Devamani Titu, Rauwerdink Alissa M, Lunzer Mark, Jones Bryan J, Mooney Joanna L, Tan Maxilmilien Alaric O, Zhang Zhi-Jun, Xu Jian-He, Dean Antony M, Kazlauskas Romas J
Department of Biochemistry, Molecular Biology & Biophysics and The Biotechnology Institute, University of Minnesota , 1479 Gortner Avenue, Saint Paul, Minnesota 55108, United States.
Department of Ecology, Evolution & Behavior and The Biotechnology Institute, University of Minnesota , 1479 Gortner Avenue, Saint Paul, Minnesota 55108, United States.
J Am Chem Soc. 2016 Jan 27;138(3):1046-56. doi: 10.1021/jacs.5b12209. Epub 2016 Jan 15.

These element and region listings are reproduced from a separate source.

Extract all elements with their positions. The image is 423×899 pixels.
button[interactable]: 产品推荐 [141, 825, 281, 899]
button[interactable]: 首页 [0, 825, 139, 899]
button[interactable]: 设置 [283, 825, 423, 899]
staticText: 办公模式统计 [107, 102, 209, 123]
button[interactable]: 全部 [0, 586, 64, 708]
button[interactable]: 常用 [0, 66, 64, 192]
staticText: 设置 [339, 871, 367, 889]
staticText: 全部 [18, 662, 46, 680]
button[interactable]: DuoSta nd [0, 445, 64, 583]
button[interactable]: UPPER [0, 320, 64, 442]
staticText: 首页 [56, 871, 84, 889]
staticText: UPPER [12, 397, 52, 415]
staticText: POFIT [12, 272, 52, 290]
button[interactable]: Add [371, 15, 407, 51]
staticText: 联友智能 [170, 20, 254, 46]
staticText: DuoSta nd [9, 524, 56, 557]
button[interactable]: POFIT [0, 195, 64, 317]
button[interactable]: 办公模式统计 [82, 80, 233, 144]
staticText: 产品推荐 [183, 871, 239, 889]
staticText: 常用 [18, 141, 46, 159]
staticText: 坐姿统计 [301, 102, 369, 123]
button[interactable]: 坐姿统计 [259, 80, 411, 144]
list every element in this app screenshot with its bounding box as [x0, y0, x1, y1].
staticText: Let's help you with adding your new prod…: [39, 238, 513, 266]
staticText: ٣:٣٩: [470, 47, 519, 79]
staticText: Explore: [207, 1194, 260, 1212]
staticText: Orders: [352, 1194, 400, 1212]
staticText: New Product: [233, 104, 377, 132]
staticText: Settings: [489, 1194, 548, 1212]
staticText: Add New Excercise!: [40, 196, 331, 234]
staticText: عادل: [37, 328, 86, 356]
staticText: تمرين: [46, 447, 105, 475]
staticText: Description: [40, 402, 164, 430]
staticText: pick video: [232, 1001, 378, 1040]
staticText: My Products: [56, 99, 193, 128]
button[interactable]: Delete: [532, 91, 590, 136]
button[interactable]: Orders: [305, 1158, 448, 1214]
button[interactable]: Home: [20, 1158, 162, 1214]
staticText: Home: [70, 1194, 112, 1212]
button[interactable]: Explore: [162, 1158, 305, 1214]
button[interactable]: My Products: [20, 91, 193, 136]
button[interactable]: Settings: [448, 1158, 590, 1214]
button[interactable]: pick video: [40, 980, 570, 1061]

Catalytic promiscuity is a useful, but accidental, enzyme property, so finding catalytically promiscuous enzymes in nature is inefficient. Some ancestral enzymes were branch points in the evolution of new enzymes and are hypothesized to have been promiscuous. To test the hypothesis that ancestral enzymes were more promiscuous than their modern descendants, we reconstructed ancestral enzymes at four branch points in the divergence hydroxynitrile lyases (HNL's) from esterases ∼ 100 million years ago. Both enzyme types are α/β-hydrolase-fold enzymes and have the same catalytic triad, but differ in reaction type and mechanism. Esterases catalyze hydrolysis via an acyl enzyme intermediate, while lyases catalyze an elimination without an intermediate. Screening ancestral enzymes and their modern descendants with six esterase substrates and six lyase substrates found higher catalytic promiscuity among the ancestral enzymes (P < 0.01). Ancestral esterases were more likely to catalyze a lyase reaction than modern esterases, and the ancestral HNL was more likely to catalyze ester hydrolysis than modern HNL's. One ancestral enzyme (HNL1) along the path from esterase to hydroxynitrile lyases was especially promiscuous and catalyzed both hydrolysis and lyase reactions with many substrates. A broader screen tested mechanistically related reactions that were not selected for by evolution: decarboxylation, Michael addition, γ-lactam hydrolysis and 1,5-diketone hydrolysis. The ancestral enzymes were more promiscuous than their modern descendants (P = 0.04). Thus, these reconstructed ancestral enzymes are catalytically promiscuous, but HNL1 is especially so.
催化多效性是一种有用但偶然的酶特性,因此在自然界中寻找具有催化多效性的酶效率很低。一些祖先酶是新酶进化过程中的分支点,据推测具有多效性。为了验证祖先酶比其现代后代更具多效性这一假设,我们在约1亿年前酯酶与羟基腈裂解酶(HNL)分化的四个分支点处重建了祖先酶。这两种酶类型均为α/β水解酶折叠酶,具有相同的催化三联体,但反应类型和机制不同。酯酶通过酰基酶中间体催化水解,而裂解酶催化无中间体的消除反应。用六种酯酶底物和六种裂解酶底物筛选祖先酶及其现代后代,发现祖先酶中具有更高的催化多效性(P < 0.01)。祖先酯酶比现代酯酶更有可能催化裂解酶反应,而祖先HNL比现代HNL更有可能催化酯水解。从酯酶到羟基腈裂解酶路径上的一种祖先酶(HNL1)尤其具有多效性,能催化多种底物的水解和裂解酶反应。一项更广泛的筛选测试了进化未选择的机制相关反应:脱羧反应、迈克尔加成反应、γ-内酰胺水解反应和1,5-二酮水解反应。祖先酶比其现代后代更具多效性(P = 0.04)。因此,这些重建的祖先酶具有催化多效性,但HNL1尤为突出。